- Theatrical release poster
- Directed by: Don Medford
- Written by: James R. Webb
- Based on: Characters by John Ball
- Produced by: Walter Mirisch
- Starring: Sidney Poitier Barbara McNair Gerald S. O'Loughlin
- Cinematography: Joseph Biroc
- Edited by: Ferris Webster
- Music by: Gil Melle
- Production company: The Mirisch Corporation
- Distributed by: United Artists
- Release date: October 20, 1971;
- Running time: 106 minutes
- Country: United States
- Language: English

= The Organization (film) =

1971 film by Don Medford

The Organization is a 1971 American crime thriller film starring Sidney Poitier and directed by Don Medford. It was the last of the trilogy featuring the police detective Virgil Tibbs that had begun with In the Heat of the Night (1967), followed by They Call Me Mister Tibbs! (1970). In The Organization, Tibbs is called in to hunt down a gang of urban revolutionaries, suspected of a series of crimes. The screenplay was penned by James R. Webb, and the film co-stars Barbara McNair, Gerald S. O'Laughlin, Sheree North and Raul Julia.

==Plot==
After a break-in at the San Francisco headquarters of a company, the police are called in. One of the executives has been murdered, and the security guard has been bludgeoned. It is not a simple robbery, as the executive was killed by shots from two different guns, nothing was stolen, and there are several other unexplained facts.
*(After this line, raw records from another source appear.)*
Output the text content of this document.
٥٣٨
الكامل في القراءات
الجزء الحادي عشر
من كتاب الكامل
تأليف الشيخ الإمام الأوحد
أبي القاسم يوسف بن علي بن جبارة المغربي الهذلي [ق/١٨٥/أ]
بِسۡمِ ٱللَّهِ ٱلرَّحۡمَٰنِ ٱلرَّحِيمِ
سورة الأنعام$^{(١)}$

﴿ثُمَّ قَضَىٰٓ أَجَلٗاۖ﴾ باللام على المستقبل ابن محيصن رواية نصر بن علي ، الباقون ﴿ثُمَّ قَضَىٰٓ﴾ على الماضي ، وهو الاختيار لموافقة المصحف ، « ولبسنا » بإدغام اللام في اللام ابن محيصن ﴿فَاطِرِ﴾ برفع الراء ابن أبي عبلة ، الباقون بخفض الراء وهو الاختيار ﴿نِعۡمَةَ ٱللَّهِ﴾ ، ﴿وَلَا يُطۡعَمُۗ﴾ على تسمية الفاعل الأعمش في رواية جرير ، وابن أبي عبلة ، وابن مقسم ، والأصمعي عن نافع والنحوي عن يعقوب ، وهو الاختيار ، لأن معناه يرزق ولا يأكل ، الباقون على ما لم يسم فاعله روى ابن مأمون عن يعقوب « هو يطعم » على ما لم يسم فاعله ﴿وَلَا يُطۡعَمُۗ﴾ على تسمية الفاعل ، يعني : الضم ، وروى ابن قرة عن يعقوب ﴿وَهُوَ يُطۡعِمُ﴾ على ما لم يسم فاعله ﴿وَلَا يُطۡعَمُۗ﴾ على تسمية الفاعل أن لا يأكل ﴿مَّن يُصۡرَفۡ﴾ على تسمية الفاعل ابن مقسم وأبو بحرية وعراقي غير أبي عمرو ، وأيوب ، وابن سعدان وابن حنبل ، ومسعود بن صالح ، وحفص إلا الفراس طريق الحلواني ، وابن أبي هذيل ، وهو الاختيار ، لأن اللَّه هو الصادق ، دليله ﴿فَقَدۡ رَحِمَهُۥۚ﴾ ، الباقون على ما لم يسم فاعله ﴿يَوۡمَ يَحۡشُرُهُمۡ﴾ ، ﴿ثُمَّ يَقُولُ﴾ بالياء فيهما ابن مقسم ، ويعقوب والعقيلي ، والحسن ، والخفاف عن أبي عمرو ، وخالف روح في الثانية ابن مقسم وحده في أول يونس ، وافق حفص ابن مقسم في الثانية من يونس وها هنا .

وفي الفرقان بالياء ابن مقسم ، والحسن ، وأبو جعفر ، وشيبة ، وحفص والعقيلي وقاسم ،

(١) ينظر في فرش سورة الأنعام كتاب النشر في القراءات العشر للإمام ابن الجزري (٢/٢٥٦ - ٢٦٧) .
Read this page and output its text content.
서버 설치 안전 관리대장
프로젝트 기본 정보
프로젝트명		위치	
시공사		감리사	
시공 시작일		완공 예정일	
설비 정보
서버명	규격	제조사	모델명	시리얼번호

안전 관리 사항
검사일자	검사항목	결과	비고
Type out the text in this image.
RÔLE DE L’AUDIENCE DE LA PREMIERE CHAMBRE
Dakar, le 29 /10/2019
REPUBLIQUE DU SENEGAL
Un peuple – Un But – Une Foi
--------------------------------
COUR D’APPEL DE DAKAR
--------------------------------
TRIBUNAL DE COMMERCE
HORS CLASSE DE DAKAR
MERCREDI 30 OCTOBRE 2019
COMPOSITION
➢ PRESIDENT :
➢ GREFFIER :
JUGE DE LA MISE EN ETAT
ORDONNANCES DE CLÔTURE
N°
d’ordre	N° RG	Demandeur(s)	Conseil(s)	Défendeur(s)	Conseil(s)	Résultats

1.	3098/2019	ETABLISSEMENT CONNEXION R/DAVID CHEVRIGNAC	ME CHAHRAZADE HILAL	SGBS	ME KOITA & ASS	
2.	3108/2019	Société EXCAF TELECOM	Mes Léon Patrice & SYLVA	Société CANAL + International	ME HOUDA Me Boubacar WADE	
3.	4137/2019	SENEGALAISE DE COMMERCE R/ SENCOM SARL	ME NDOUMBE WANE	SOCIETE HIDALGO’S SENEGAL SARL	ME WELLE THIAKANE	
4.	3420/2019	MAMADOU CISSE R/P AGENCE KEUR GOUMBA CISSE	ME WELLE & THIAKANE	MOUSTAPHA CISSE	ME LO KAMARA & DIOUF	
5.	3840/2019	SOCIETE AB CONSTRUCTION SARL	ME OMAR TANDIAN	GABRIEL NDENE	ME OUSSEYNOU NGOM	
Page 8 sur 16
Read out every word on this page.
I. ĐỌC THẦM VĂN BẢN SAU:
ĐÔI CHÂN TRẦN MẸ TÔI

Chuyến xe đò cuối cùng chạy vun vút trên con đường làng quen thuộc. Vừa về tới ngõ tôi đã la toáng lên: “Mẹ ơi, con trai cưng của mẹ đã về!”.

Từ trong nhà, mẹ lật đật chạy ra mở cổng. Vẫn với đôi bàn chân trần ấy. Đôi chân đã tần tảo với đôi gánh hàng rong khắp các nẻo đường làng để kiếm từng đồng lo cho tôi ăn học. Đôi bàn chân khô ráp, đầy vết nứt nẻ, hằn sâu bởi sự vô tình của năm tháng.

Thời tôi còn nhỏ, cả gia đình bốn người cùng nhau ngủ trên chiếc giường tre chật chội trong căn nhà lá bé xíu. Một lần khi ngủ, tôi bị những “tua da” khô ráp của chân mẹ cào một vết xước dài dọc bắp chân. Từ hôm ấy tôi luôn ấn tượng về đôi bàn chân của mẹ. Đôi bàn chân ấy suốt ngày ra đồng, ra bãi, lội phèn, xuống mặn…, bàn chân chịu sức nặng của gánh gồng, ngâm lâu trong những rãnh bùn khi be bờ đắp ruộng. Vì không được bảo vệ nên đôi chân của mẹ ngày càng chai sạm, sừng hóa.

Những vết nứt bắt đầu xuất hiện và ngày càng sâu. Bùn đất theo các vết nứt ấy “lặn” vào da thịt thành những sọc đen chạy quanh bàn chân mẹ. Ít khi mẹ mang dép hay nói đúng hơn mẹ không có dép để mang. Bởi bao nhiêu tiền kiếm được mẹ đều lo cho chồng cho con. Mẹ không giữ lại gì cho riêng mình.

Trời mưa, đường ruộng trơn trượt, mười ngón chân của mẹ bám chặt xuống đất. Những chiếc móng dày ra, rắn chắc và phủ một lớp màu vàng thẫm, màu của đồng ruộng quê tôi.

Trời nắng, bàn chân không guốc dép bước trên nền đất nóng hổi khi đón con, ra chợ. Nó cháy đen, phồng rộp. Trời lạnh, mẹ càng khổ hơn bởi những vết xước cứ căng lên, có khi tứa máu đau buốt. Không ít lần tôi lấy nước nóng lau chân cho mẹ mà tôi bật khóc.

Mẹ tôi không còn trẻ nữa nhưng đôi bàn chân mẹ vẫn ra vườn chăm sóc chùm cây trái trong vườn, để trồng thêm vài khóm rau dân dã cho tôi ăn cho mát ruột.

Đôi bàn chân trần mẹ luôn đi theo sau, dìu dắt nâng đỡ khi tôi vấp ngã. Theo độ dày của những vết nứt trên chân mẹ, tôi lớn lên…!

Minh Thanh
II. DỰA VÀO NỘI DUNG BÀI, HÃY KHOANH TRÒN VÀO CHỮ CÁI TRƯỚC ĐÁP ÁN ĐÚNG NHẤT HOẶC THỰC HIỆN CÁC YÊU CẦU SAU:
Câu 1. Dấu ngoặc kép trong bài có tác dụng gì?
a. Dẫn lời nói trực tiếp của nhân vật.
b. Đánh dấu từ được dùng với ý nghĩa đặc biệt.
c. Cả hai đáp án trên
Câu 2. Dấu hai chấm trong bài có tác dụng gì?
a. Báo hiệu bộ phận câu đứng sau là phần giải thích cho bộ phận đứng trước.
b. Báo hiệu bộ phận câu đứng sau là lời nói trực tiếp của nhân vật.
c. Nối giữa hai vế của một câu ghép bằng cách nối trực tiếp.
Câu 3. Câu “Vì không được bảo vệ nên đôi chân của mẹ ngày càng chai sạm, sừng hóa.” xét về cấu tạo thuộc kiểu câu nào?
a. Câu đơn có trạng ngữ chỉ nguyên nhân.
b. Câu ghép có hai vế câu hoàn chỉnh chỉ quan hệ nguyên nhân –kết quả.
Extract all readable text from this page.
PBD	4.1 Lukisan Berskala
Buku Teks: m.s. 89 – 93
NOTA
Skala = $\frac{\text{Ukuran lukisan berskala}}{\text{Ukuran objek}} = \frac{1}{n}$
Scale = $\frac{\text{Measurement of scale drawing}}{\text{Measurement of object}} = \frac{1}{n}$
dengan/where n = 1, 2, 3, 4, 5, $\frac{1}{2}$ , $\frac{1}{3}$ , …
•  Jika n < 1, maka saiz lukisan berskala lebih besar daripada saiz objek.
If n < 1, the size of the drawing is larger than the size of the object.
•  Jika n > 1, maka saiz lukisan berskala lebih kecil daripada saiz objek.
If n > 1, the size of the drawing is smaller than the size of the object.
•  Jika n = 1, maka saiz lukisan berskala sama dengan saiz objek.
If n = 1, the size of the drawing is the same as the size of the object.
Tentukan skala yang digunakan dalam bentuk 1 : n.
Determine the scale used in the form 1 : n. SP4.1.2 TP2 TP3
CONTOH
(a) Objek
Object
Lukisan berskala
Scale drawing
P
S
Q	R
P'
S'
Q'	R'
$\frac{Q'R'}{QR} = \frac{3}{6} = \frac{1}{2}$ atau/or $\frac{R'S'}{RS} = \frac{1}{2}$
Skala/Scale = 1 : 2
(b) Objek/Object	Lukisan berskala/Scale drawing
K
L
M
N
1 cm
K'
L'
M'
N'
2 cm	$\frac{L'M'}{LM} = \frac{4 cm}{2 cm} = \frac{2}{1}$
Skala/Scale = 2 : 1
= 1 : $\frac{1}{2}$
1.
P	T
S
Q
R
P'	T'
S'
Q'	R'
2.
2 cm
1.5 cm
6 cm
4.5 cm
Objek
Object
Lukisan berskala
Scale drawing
Virgil Tibbs (Poitier) is contacted by the group which committed the break-in and stole four million dollars' worth of heroin. They are urban revolutionaries who explain that the company is a front for drug-dealing. They had hoped the break-in would lead the police to investigate the company itself and want to use the heroin to get to the leaders of the organization. Tibbs arrests the security guard to question him, but the guard is murdered while sitting in the police car.

Tibbs agrees to help the group if they co-operate with him. One member of the group is hunted down and beaten by the drug pushers and another is murdered. Tibbs himself comes under suspicion from his superiors when the narcotics division tie him to the stolen drugs, whereupon he is removed from the case and suspended.

He persuades one of his colleagues to help him with information on the bogus company behind the drug traffic. One of the revolutionaries, Juan, contacts the drug dealers and offers them the drugs back for $500,000. He sets it up smartly, proposing to exchange the first half of the drugs for half the money, using identical suitcases in a very busy square.

Once the exchange takes place one of the other revolutionaries 'robs' the suitcase containing the money. The drug dealer shoots a policeman and tries to get away but is tackled by Juan and arrested. Juan notes the license plate on the car of the criminal executive who had come to supervise the deal. The revolutionary escapes with money, pursued by some of the gang through the construction site for the unfinished Montgomery Street Station.

Tibbs goes to the house of the wife of the security guard. When Tibbs' colleague arrives, Tibbs confronts the wife, accuses her of being a runner for the gang, shows heroin in a package she has just brought home, and tells her she can choose between prison or being killed by the mob like her husband. She gives in and identifies the two chiefs of the organization.

The chiefs are arrested by a large group of police officers, including Tibbs. When they are taken to the police car, a mob hit-man takes them out before they can talk. Tibbs now sees that he won a battle but is losing a war.

==Release on DVD and HD==
The Organization was released on Region One DVD in 2001 and in Region Two in 2003. In 2010 it was digitized in High Definition (1080i) and broadcast on MGM HD.

Kino Lorber released the film alongside They Call Me Mr. Tibbs on May 12, 2015, on Blu-ray. The two-disc Ultra HD release of In the Heat of the Night, also from Kino, included both sequels as one of the extras in the Blu-ray disc unlike the previous Blu-ray releases where they were sold separately.

==Reception==
===Critical response===
The film received largely poor reviews from critics. Roger Ebert gave it two stars, stating that "the plot is not exactly believable", while A.H. Weiler in The New York Times wrote "The Organization can be rough on super-city sleuths as well as movie-goers who've been through much the same melodramatics before".

===Box office===
The film opened in 18 cities in the United States and Canada and was number one at the US box office for the week. It grossed $1,260,233 in its first 12 days.